En un momento se produce un conflicto de jurisdicciones respecto al electrocardiograma, ya que la directora de la Casa con fines exclusivamente de diagnóstico -su hermano es un distinguido cardiólogo- le pide el resultado del electro. El galeno le responde que él es el que está a cargo de la situación a lo que recibe como respuesta un golpe de chapa: Yo soy la responsable este lugar. "Yo soy el responsable de este señor en arritmia y con una una aguja en la vena desde donde le damos Absolut Vodka". Posiblemente haya dicho suero.
Después vino el debate sobre las jurisdicciones entre la ART y la obra social que demoró la decisión, mientras el pato seguía sacudiéndose a su antojo y sin criterio alguno. "Hablen con fulano y con mengano -dos buenos amigos que facilitarían el trámite-", dice el arrítmico, con voz languidecente, y ante el miedo que el pato se escape de la bolsa a raíz de cuestiones jurisdiccionales. Y ahora viene lo mejor.
Yo viajé dos o tres veces en helicóptero. Recorrí la costa del Mar Báltico en un velero. Anduve en trineo y en motos para nieve. Viajé montado en una autobomba radiante y colorada. Pero nunca había logrado realizar mi sueño: viajar en una ambulancia con la sirena a todo sonar y una voz metálica que gritaba a los distraídos: ¡A un lado! ¡A un ladol! o lo que sea que gritan las ambulancias.
Mientras tanto el médico rubio me contaba que en esa ambulancia había viajado gente famosa. "Recién vi un folleto sobre Leonardo Favio", me dice. "bueno, ahí donde va ud. viajó Leonardo Favio". "Y también Sandro".
Con voz trémula me atreví a preguntarle si había viajado algún otro que hubiera sobrevivido. No me pudo dar precisiones. Pero, por fin, viajaba en una ambulancia.
La entrada en la camilla al Sanatorio Anchorena me permitió además gozar del famoso plano camilla que aparece en todas las películas sobre médicos y hospitales. Esa imagen contrapicada, casi contracenital, en la que pasan rápido techo, luces, techo, luces, mientras alrededor se oyen voces de urgencia o, quizás, de desesperación.
Pero mi viaje fue muy corto. Entré en una prodigiosa sala de observación, en la que además de maravillosos aparatos se veían cajas de plástico con etiquetas donde se podía leer: Kit de parto, Kit completo de traqueostomía, Set urológico y otros equipos completos para las atrocidades que se cometen en una sala de guardia.

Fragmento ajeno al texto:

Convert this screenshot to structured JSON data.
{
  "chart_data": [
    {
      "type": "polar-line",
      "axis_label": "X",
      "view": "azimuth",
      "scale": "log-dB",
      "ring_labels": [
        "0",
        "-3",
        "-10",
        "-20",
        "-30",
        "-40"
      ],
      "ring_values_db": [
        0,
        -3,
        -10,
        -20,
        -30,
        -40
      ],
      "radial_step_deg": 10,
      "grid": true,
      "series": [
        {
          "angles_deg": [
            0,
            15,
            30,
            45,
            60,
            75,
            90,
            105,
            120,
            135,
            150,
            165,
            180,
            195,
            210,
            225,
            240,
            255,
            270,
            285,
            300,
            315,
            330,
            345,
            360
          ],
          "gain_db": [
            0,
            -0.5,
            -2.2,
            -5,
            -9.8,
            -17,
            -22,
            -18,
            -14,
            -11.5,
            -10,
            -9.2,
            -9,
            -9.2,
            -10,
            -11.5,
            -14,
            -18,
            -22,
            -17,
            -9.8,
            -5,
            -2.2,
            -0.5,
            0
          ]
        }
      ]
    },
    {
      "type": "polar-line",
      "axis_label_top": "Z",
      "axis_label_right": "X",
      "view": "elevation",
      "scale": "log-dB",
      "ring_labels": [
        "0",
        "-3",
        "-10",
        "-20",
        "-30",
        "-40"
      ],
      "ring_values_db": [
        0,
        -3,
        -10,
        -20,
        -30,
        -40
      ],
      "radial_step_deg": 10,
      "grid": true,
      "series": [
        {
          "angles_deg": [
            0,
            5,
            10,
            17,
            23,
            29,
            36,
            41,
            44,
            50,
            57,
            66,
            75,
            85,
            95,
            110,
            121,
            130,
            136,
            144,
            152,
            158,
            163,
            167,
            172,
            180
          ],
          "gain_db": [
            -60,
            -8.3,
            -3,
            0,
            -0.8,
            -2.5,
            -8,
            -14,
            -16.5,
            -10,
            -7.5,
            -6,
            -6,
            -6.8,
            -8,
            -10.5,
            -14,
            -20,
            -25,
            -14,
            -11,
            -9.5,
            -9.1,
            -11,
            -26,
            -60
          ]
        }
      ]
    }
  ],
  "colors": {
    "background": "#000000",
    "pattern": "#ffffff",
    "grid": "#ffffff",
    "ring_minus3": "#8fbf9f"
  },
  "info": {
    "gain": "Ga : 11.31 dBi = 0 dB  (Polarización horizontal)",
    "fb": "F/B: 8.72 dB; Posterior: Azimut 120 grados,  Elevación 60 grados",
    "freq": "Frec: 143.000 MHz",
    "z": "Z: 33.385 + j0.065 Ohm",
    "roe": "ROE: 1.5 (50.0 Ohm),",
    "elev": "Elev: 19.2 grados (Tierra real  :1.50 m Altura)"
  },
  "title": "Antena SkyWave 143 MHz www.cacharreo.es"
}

Y ahí estuve, nuevamente enchufado a una bolsa de Absolut Vodka y a una máquina que hacía un pertinaz y molesto pip pip pip, que al cabo de una hora uno desea que haga un ruido continuo y sostenido, aunque en ello le vaya la vida.
Me enchufaron el índice a esa extraña pinza que vaya a saber lo que te lee, quizás las impresiones digitales o el zódíaco chino. Me sacaron sangre y me visitaron dos o tres médicos. La doctora clínica me preguntó, después que yo le contara los remedios que tomaba, si tomaba alguna otra cosa. No pude evitarlo: "Mucho vino", le dije.
La cardióloga era una agraciada española, la doctora Inés Granada, que me hizo acordar a una película con José Sacristán, donde yo era José Sacristán. Me era difícil atender sus explicaciones porque su acento me producía otras lindas sensaciones.
En resumen, coño, que no tuve más que una arritmia supraventricular que, oye, no es nada maligno y, majo, no tiene consecuencias. Pero sería bueno que te hicieras algunos estudios para que sepamos, tú entiendes, de donde te ha salido este pato en la bolsa, recuerdo vagamente que me dijo y me dio el alta, mientras se alejaba displicentemente.
Y esto es todo, mis amigos. Me tendré que hacer un holster, parece, y una prueba de esfuerzo. Propuse una prueba del menor esfuerzo y no me lo aceptaron ninguno de los especialistas.